VOLUBILIS

Publié le 4 Décembre 2018

La machine à laver finit d’essorer. Trois bip… le silence. Katia s’extirpe du canapé, pose son bouquin, attrape une bassine et sort le linge. Dehors, il fait grand beau. Juste une petite brise, idéale pour un séchage efficace.

Elle se dirige, légère, vers l’étendoir. Le soleil d’avril scintille. Elle leva la tête vers le ciel, lui sourit. Autour d’elle, le jardin, entouré de grands arbres, exulte de couleurs, de douceur, de printemps. Quelle bonne idée a eu son jeune époux de venir s’installer dans cette jolie région ! Il y a du travail à l’usine, il est bien payé. Elle a quitté son emploi pour le suivre et n’a pas encore retrouvé de poste. Peut-être n’a-t-elle pas vraiment cherché… Le salaire de David est bien suffisant pour eux deux…

Elle saisit une pince à linge, tire une chaussette de la bassine.
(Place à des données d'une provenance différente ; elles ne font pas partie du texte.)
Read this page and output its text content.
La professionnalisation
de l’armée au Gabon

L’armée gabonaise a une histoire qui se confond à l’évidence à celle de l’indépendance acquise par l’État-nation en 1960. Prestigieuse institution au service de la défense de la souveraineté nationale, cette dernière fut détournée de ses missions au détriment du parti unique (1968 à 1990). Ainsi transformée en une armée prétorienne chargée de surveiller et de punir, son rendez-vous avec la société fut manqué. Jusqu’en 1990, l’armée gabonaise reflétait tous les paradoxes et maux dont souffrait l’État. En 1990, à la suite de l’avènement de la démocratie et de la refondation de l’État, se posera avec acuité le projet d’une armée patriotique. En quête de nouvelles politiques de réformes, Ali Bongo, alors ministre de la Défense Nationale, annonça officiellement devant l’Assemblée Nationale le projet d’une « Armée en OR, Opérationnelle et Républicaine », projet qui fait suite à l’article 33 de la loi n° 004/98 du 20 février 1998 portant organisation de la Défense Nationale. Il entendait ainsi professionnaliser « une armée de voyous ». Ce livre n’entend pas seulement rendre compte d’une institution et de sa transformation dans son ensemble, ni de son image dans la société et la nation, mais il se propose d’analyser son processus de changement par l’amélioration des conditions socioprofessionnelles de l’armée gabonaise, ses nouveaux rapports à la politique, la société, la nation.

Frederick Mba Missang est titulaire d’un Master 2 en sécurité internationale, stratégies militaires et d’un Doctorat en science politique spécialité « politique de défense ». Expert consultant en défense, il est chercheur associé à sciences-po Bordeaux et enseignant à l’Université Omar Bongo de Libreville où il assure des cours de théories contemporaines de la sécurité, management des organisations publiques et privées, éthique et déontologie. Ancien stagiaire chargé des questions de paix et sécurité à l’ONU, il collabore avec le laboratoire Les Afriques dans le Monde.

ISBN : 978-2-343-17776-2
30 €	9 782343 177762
C’est à cet instant précis que le grondement fait vibrer les vitres de sa maison.

Katia suspend son geste. Un flash lumineux accroche le coin de son œil. Elle tourne la tête dans sa direction, mais il a déjà disparu, de même que le grondement. Tout est à nouveau terriblement calme…

Vous avez entendu ?

Son voisin s’avance l’air soucieux.

On aurait dit un tremblement de terre. Et l’éclair, là-bas, du côté de la centrale, vous l’avez vu ?

Je l’ai à peine aperçu, répond Katia. De la centrale, vous êtes sûr ? Je vais appeler mon mari, il y travaille.

Le téléphone sonne occupé. Katia renouvelle l’appel plusieurs fois, en vain.

Ce n’est sans doute pas grave, dit le voisin d’un ton rassurant. Tenez, je venais vous voir pour vous faire un petit cadeau… Des graines de volubilis bleu pour camoufler votre vieux grillage.

Katia remercie le vieil homme.

Je les sèmerai demain, promet-elle.

Pour l’heure, elle s’inquiète pour David ; elle achève d’étendre sa lessive, préoccupée. Le linge humide fraîchit ses doigts, une vague senteur de lavande s’échappe de la bassine, invisible volute à l’odeur sucrée. Sucrée… Je vais me faire un chocolat chaud, rien de tel pour le moral…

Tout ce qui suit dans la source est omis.